DOWN SYNDROME HEALTH CARE GUIDELINES
Based on “Health Supervision for Children with Down Syndrome” published in Pediatrics (Vol. 128, No. 2, August 1, 2011. pp. 393 -406.)
- Thyroid function test annually (TSH).
- Annual ear-specific auditory testing.
- Annual Review signs and symptoms of myelopathy. If myelopathic signs exists, obtain neck X-rays (C-spine). Contact physician if change in gait, change in the use of arms or hands, change in bladder function, neck pain, head tilt, torticollis, or new-onset weakness. (Note: Some athletic organizations might require a radiograph of the C-spine for entry and participation.)
- Hemoglobin count annually. Include (a) ferritin and CRP or (b) reticulocyte hemoglobin. (CHr if there is a concern for iron deficiency.
- Review signs and symptoms for obstructive sleep apnea.
- Review for symptoms of celiac disease and obtain IgA and TTG-IgA if symptoms present.
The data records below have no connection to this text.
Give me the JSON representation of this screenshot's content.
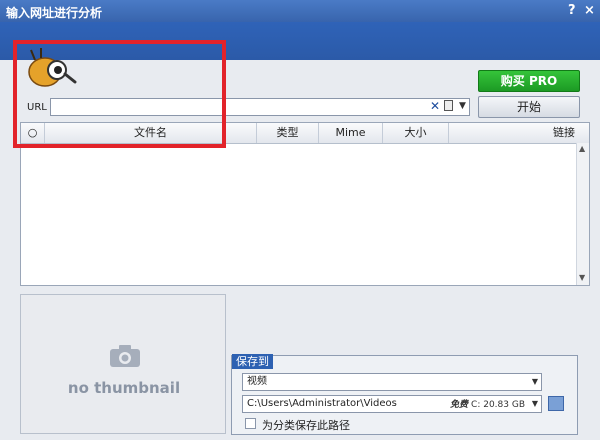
{
  "window": {
    "title": "输入网址进行分析",
    "help": "?",
    "close": "×"
  },
  "buttons": {
    "buy": "购买 PRO",
    "start": "开始"
  },
  "url": {
    "label": "URL",
    "value": ""
  },
  "table": {
    "columns": [
      "○",
      "文件名",
      "类型",
      "Mime",
      "大小",
      "链接"
    ],
    "rows": []
  },
  "thumbnail": {
    "text": "no thumbnail"
  },
  "save": {
    "label": "保存到",
    "format": "视频",
    "path": "C:\\Users\\Administrator\\Videos",
    "free_tag": "免费",
    "free_space": "C: 20.83 GB",
    "checkbox_label": "为分类保存此路径"
  },
  "colors": {
    "title_bar": "#3864ad",
    "buy_button": "#1c9a24",
    "highlight": "#e2232a"
  }
}
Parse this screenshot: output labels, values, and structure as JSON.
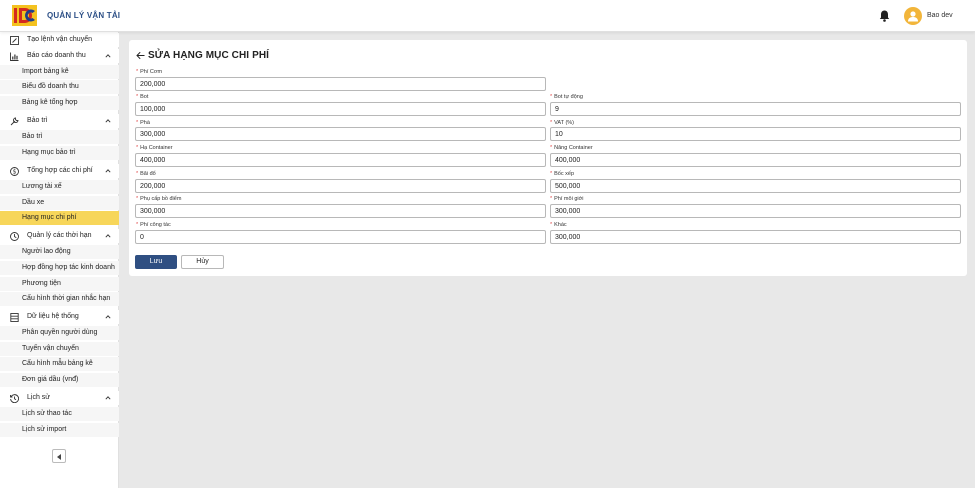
{
  "header": {
    "app_title": "QUẢN LÝ VẬN TẢI",
    "logo_icon": "company-logo",
    "notification_icon": "bell-icon",
    "user_name": "Bao dev"
  },
  "sidebar": {
    "groups": [
      {
        "label": "Tạo lệnh vận chuyển",
        "icon": "edit-square-icon",
        "expandable": false,
        "items": []
      },
      {
        "label": "Báo cáo doanh thu",
        "icon": "bar-chart-icon",
        "expandable": true,
        "items": [
          "Import bảng kê",
          "Biểu đồ doanh thu",
          "Bảng kê tổng hợp"
        ]
      },
      {
        "label": "Bảo trì",
        "icon": "wrench-icon",
        "expandable": true,
        "items": [
          "Bảo trì",
          "Hạng mục bảo trì"
        ]
      },
      {
        "label": "Tổng hợp các chi phí",
        "icon": "dollar-circle-icon",
        "expandable": true,
        "items": [
          "Lương tài xế",
          "Dầu xe",
          "Hạng mục chi phí"
        ]
      },
      {
        "label": "Quản lý các thời hạn",
        "icon": "clock-icon",
        "expandable": true,
        "items": [
          "Người lao động",
          "Hợp đồng hợp tác kinh doanh",
          "Phương tiện",
          "Cấu hình thời gian nhắc hạn"
        ]
      },
      {
        "label": "Dữ liệu hệ thống",
        "icon": "database-icon",
        "expandable": true,
        "items": [
          "Phân quyền người dùng",
          "Tuyến vận chuyển",
          "Cấu hình mẫu bảng kê",
          "Đơn giá dầu (vnđ)"
        ]
      },
      {
        "label": "Lịch sử",
        "icon": "history-icon",
        "expandable": true,
        "items": [
          "Lịch sử thao tác",
          "Lịch sử import"
        ]
      }
    ],
    "active_item": "Hạng mục chi phí"
  },
  "form": {
    "title": "SỬA HẠNG MỤC CHI PHÍ",
    "fields": [
      {
        "label": "Phí Cơm",
        "value": "200,000",
        "required": true
      },
      {
        "label": "Bot",
        "value": "100,000",
        "required": true
      },
      {
        "label": "Bot tự động",
        "value": "9",
        "required": true
      },
      {
        "label": "Phà",
        "value": "300,000",
        "required": true
      },
      {
        "label": "VAT (%)",
        "value": "10",
        "required": true
      },
      {
        "label": "Hạ Container",
        "value": "400,000",
        "required": true
      },
      {
        "label": "Nâng Container",
        "value": "400,000",
        "required": true
      },
      {
        "label": "Bãi đổ",
        "value": "200,000",
        "required": true
      },
      {
        "label": "Bốc xếp",
        "value": "500,000",
        "required": true
      },
      {
        "label": "Phụ cấp bồ điểm",
        "value": "300,000",
        "required": true
      },
      {
        "label": "Phí môi giới",
        "value": "300,000",
        "required": true
      },
      {
        "label": "Phí công tác",
        "value": "0",
        "required": true
      },
      {
        "label": "Khác",
        "value": "300,000",
        "required": true
      }
    ],
    "save_label": "Lưu",
    "cancel_label": "Hủy"
  },
  "colors": {
    "accent": "#2f4f82",
    "active_bg": "#f7d65a",
    "required": "#e04848",
    "avatar": "#f2b53a"
  }
}
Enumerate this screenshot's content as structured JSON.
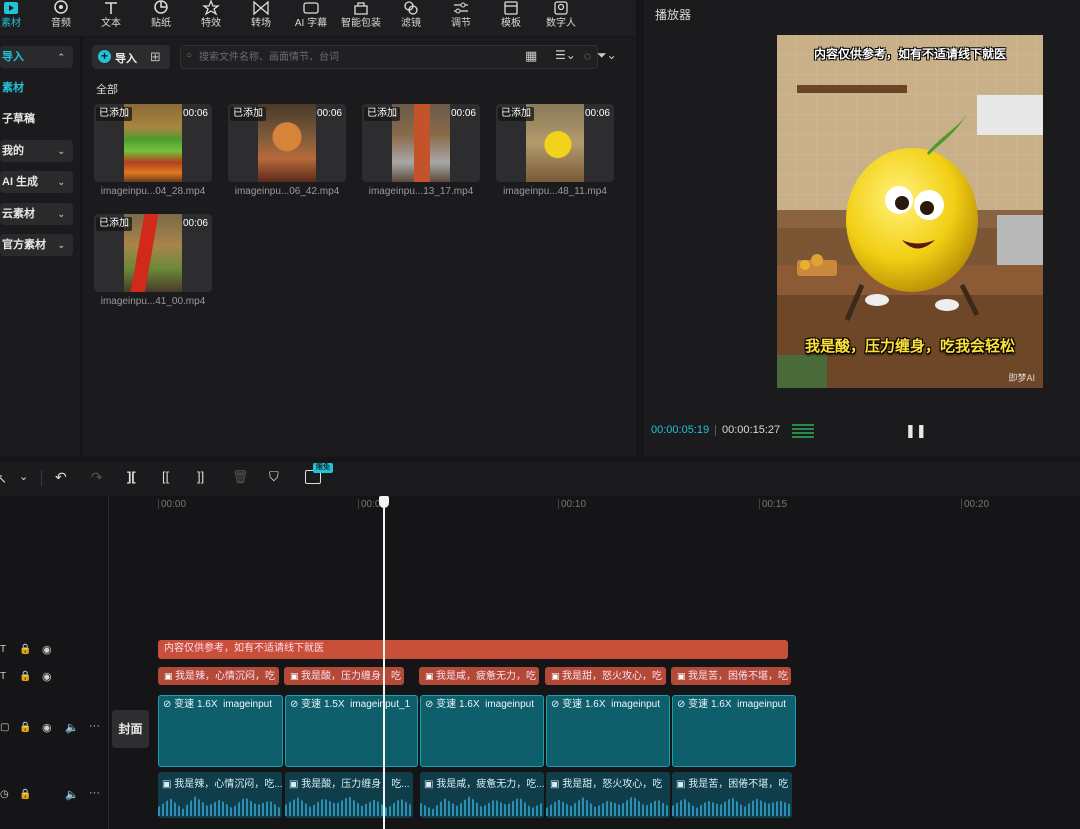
{
  "toolbar": {
    "tabs": [
      {
        "label": "素材",
        "icon": "media-icon"
      },
      {
        "label": "音频",
        "icon": "audio-icon"
      },
      {
        "label": "文本",
        "icon": "text-icon"
      },
      {
        "label": "贴纸",
        "icon": "sticker-icon"
      },
      {
        "label": "特效",
        "icon": "effects-icon"
      },
      {
        "label": "转场",
        "icon": "transition-icon"
      },
      {
        "label": "AI 字幕",
        "icon": "ai-caption-icon"
      },
      {
        "label": "智能包装",
        "icon": "smart-pack-icon"
      },
      {
        "label": "滤镜",
        "icon": "filter-icon"
      },
      {
        "label": "调节",
        "icon": "adjust-icon"
      },
      {
        "label": "模板",
        "icon": "template-icon"
      },
      {
        "label": "数字人",
        "icon": "digital-human-icon"
      }
    ],
    "active_color": "#22c1d6"
  },
  "left_nav": {
    "items": [
      {
        "label": "导入"
      },
      {
        "label": "素材"
      },
      {
        "label": "子草稿"
      },
      {
        "label": "我的"
      },
      {
        "label": "AI 生成"
      },
      {
        "label": "云素材"
      },
      {
        "label": "官方素材"
      }
    ]
  },
  "media": {
    "import_label": "导入",
    "search_placeholder": "搜索文件名称、画面情节、台词",
    "section_label": "全部",
    "added_badge": "已添加",
    "clips": [
      {
        "name": "imageinpu...04_28.mp4",
        "duration": "00:06"
      },
      {
        "name": "imageinpu...06_42.mp4",
        "duration": "00:06"
      },
      {
        "name": "imageinpu...13_17.mp4",
        "duration": "00:06"
      },
      {
        "name": "imageinpu...48_11.mp4",
        "duration": "00:06"
      },
      {
        "name": "imageinpu...41_00.mp4",
        "duration": "00:06"
      }
    ]
  },
  "player": {
    "title": "播放器",
    "subtitle_top": "内容仅供参考，如有不适请线下就医",
    "subtitle_bottom": "我是酸，压力缠身，吃我会轻松",
    "watermark": "即梦AI",
    "current_time": "00:00:05:19",
    "total_time": "00:00:15:27"
  },
  "timeline": {
    "new_badge": "限免",
    "ruler": [
      "00:00",
      "00:05",
      "00:10",
      "00:15",
      "00:20"
    ],
    "cover_label": "封面",
    "disclaimer_text": "内容仅供参考，如有不适请线下就医",
    "caption_segments": [
      "我是辣，心情沉闷，吃",
      "我是酸，压力缠身，吃",
      "我是咸，疲惫无力，吃",
      "我是甜，怒火攻心，吃",
      "我是苦，困倦不堪，吃"
    ],
    "video_segments": [
      {
        "speed": "变速 1.6X",
        "name": "imageinput"
      },
      {
        "speed": "变速 1.5X",
        "name": "imageinput_1"
      },
      {
        "speed": "变速 1.6X",
        "name": "imageinput"
      },
      {
        "speed": "变速 1.6X",
        "name": "imageinput"
      },
      {
        "speed": "变速 1.6X",
        "name": "imageinput"
      }
    ],
    "audio_segments": [
      "我是辣，心情沉闷，吃...",
      "我是酸，压力缠身，吃...",
      "我是咸，疲惫无力，吃...",
      "我是甜，怒火攻心，吃",
      "我是苦，困倦不堪，吃"
    ]
  }
}
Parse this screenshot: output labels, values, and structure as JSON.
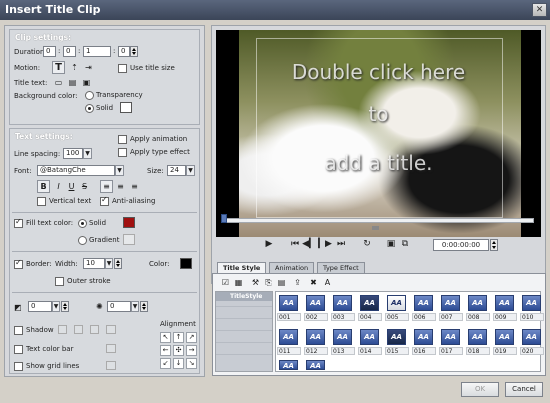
{
  "window": {
    "title": "Insert Title Clip",
    "close_glyph": "✕"
  },
  "clip": {
    "header": "Clip settings:",
    "duration_label": "Duration:",
    "duration": [
      "0",
      "0",
      "1",
      "0"
    ],
    "motion_label": "Motion:",
    "use_title_size": "Use title size",
    "title_text_label": "Title text:",
    "bg_color_label": "Background color:",
    "bg_transparency": "Transparency",
    "bg_solid": "Solid"
  },
  "text": {
    "header": "Text settings:",
    "apply_animation": "Apply animation",
    "apply_type_effect": "Apply type effect",
    "line_spacing_label": "Line spacing:",
    "line_spacing": "100",
    "font_label": "Font:",
    "font": "@BatangChe",
    "size_label": "Size:",
    "size": "24",
    "bold": "B",
    "italic": "I",
    "underline": "U",
    "strike": "S",
    "vertical_text": "Vertical text",
    "anti_aliasing": "Anti-aliasing",
    "fill_text_color": "Fill text color:",
    "fill_solid": "Solid",
    "fill_gradient": "Gradient",
    "fill_color": "#a01010",
    "border_label": "Border:",
    "width_label": "Width:",
    "border_width": "10",
    "color_label": "Color:",
    "border_color": "#000000",
    "outer_stroke": "Outer stroke",
    "shadow_offset": "0",
    "shadow_blur": "0",
    "shadow": "Shadow",
    "text_color_bar": "Text color bar",
    "show_grid_lines": "Show grid lines",
    "alignment": "Alignment"
  },
  "preview": {
    "overlay_lines": [
      "Double click here",
      "to",
      "add a title."
    ],
    "timecode": "0:00:00:00"
  },
  "style_panel": {
    "tabs": [
      "Title Style",
      "Animation",
      "Type Effect"
    ],
    "category": "TitleStyle",
    "thumb_glyph": "AA",
    "numbers": [
      "001",
      "002",
      "003",
      "004",
      "005",
      "006",
      "007",
      "008",
      "009",
      "010",
      "011",
      "012",
      "013",
      "014",
      "015",
      "016",
      "017",
      "018",
      "019",
      "020"
    ]
  },
  "dialog": {
    "ok": "OK",
    "cancel": "Cancel"
  }
}
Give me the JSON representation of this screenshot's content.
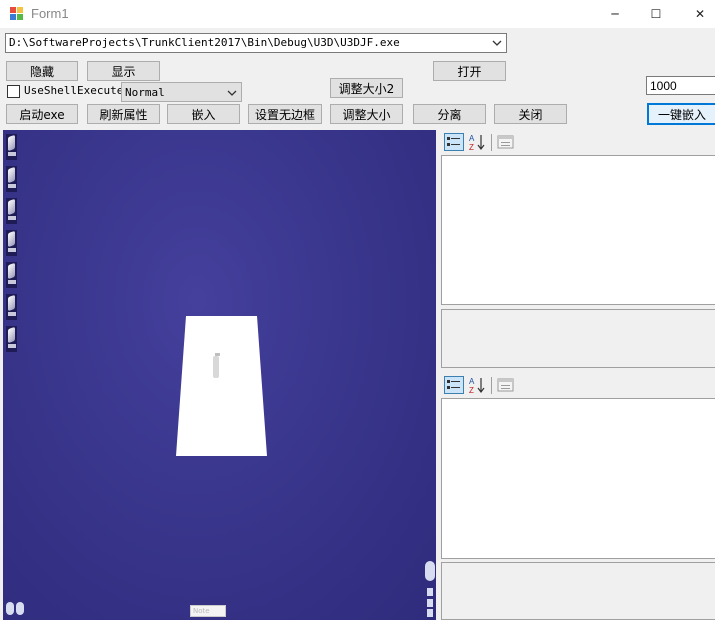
{
  "window": {
    "title": "Form1",
    "controls": {
      "minimize": "─",
      "maximize": "☐",
      "close": "✕"
    }
  },
  "path_combo": {
    "value": "D:\\SoftwareProjects\\TrunkClient2017\\Bin\\Debug\\U3D\\U3DJF.exe"
  },
  "buttons": {
    "hide": "隐藏",
    "show": "显示",
    "open": "打开",
    "resize2": "调整大小2",
    "start_exe": "启动exe",
    "refresh_props": "刷新属性",
    "embed": "嵌入",
    "set_borderless": "设置无边框",
    "resize": "调整大小",
    "detach": "分离",
    "close": "关闭",
    "one_click_embed": "一键嵌入"
  },
  "use_shell_execute": {
    "label": "UseShellExecute",
    "checked": false
  },
  "window_style_select": {
    "value": "Normal"
  },
  "interval_input": {
    "value": "1000"
  },
  "viewport": {
    "scale_label": "Note"
  },
  "property_grid_top": {
    "icons": [
      "categorized-icon",
      "alphabetical-icon",
      "property-pages-icon"
    ]
  },
  "property_grid_bottom": {
    "icons": [
      "categorized-icon",
      "alphabetical-icon",
      "property-pages-icon"
    ]
  },
  "colors": {
    "viewport_bg": "#37348a",
    "primary_border": "#0078d7",
    "button_bg": "#e1e1e1"
  }
}
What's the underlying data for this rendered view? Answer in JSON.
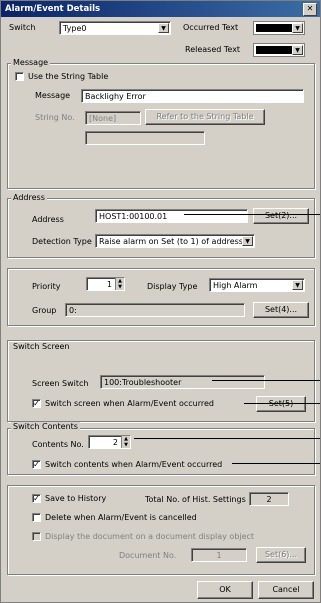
{
  "window": {
    "title": "Alarm/Event Details",
    "close_glyph": "✕"
  },
  "switch_row": {
    "switch_label": "Switch",
    "switch_value": "Type0",
    "occurred_label": "Occurred Text",
    "released_label": "Released Text",
    "occurred_color": "#000000",
    "released_color": "#000000"
  },
  "message": {
    "group_label": "Message",
    "use_string_table_label": "Use the String Table",
    "use_string_table_checked": false,
    "message_label": "Message",
    "message_value": "Backlighy Error",
    "string_no_label": "String No.",
    "string_no_value": "[None]",
    "refer_button": "Refer to the String Table"
  },
  "address": {
    "group_label": "Address",
    "address_label": "Address",
    "address_value": "HOST1:00100.01",
    "set_button": "Set(2)...",
    "detection_label": "Detection Type",
    "detection_value": "Raise alarm on Set (to 1) of address"
  },
  "priority": {
    "priority_label": "Priority",
    "priority_value": "1",
    "display_type_label": "Display Type",
    "display_type_value": "High Alarm",
    "group_label": "Group",
    "group_value": "0:",
    "set_button": "Set(4)..."
  },
  "switch_screen": {
    "group_label": "Switch Screen",
    "screen_switch_label": "Screen Switch",
    "screen_switch_value": "100:Troubleshooter",
    "switch_when_label": "Switch screen when Alarm/Event occurred",
    "switch_when_checked": true,
    "set_button": "Set(5)"
  },
  "switch_contents": {
    "group_label": "Switch Contents",
    "contents_no_label": "Contents No.",
    "contents_no_value": "2",
    "switch_contents_label": "Switch contents when Alarm/Event occurred",
    "switch_contents_checked": true
  },
  "history": {
    "save_history_label": "Save to History",
    "save_history_checked": true,
    "total_label": "Total No. of Hist. Settings",
    "total_value": "2",
    "delete_label": "Delete when Alarm/Event is cancelled",
    "delete_checked": false,
    "display_doc_label": "Display the document on a document display object",
    "document_no_label": "Document No.",
    "document_no_value": "1",
    "set_button": "Set(6)..."
  },
  "footer": {
    "ok": "OK",
    "cancel": "Cancel"
  },
  "icons": {
    "dropdown": "▼",
    "spin_up": "▲",
    "spin_down": "▼",
    "check": "✓"
  },
  "colors": {
    "titlebar_start": "#0a246a",
    "titlebar_end": "#3a6ea5",
    "dialog_bg": "#d4d0c8"
  }
}
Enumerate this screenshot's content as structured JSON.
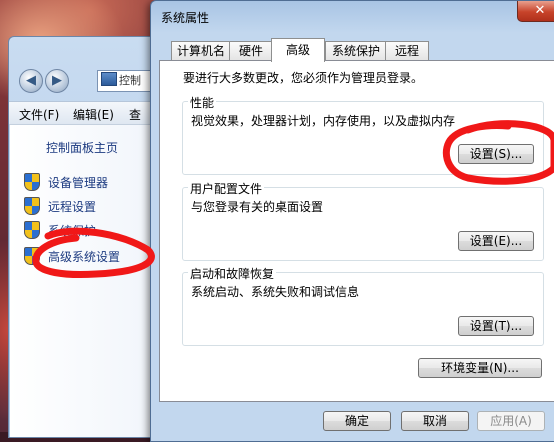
{
  "colors": {
    "annotation_red": "#f01818",
    "link_blue": "#1c3a80",
    "dialog_frame": "#c2d7ee"
  },
  "control_panel": {
    "address": "控制",
    "menu": [
      "文件(F)",
      "编辑(E)",
      "查"
    ],
    "home_link": "控制面板主页",
    "links": [
      {
        "label": "设备管理器",
        "icon": "uac-shield-icon"
      },
      {
        "label": "远程设置",
        "icon": "uac-shield-icon"
      },
      {
        "label": "系统保护",
        "icon": "uac-shield-icon"
      },
      {
        "label": "高级系统设置",
        "icon": "uac-shield-icon"
      }
    ]
  },
  "dialog": {
    "title": "系统属性",
    "close_label": "✕",
    "tabs": [
      "计算机名",
      "硬件",
      "高级",
      "系统保护",
      "远程"
    ],
    "active_tab": "高级",
    "admin_note": "要进行大多数更改，您必须作为管理员登录。",
    "groups": {
      "performance": {
        "title": "性能",
        "description": "视觉效果，处理器计划，内存使用，以及虚拟内存",
        "button": "设置(S)..."
      },
      "user_profiles": {
        "title": "用户配置文件",
        "description": "与您登录有关的桌面设置",
        "button": "设置(E)..."
      },
      "startup_recovery": {
        "title": "启动和故障恢复",
        "description": "系统启动、系统失败和调试信息",
        "button": "设置(T)..."
      }
    },
    "env_button": "环境变量(N)...",
    "footer": {
      "ok": "确定",
      "cancel": "取消",
      "apply": "应用(A)"
    }
  }
}
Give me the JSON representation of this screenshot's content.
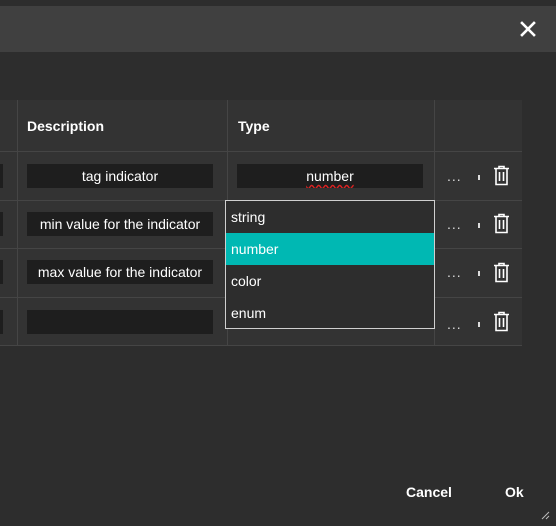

- Review behavior and social progress.
- Examine annually for acquired mitral and aortic valvular disease in older patients with Down syndrome.
- Ophthalmologic exam, looking especially for keratoconus and cataracts (every three years).
- Use typical growth charts from Centers for Disease Controls (CDC), available at www.cdc.gov/growthcharts. Use body-mass index (BMI) to assess weight proportionality. Maintain healthy diet and structured exercise program.
- Continue speech and language therapy, as indicated.
- Facilitate transition: guardianship, financial planning, behavioral problems, school placement, vocational training, independence with hygiene and self-care, group homes, work settings.
- Discuss sexual development and behaviors, contraception, sexually transmitted diseases, recurrence risk for offspring.
- Discuss physical and psychosocial changes through puberty, need for gynecologic care in the pubescent female.
- Review signs and symptoms for obstructive sleep apnea.
- Referral to local Down syndrome parent group or family support and resources, as indicated. Referral to NDSS.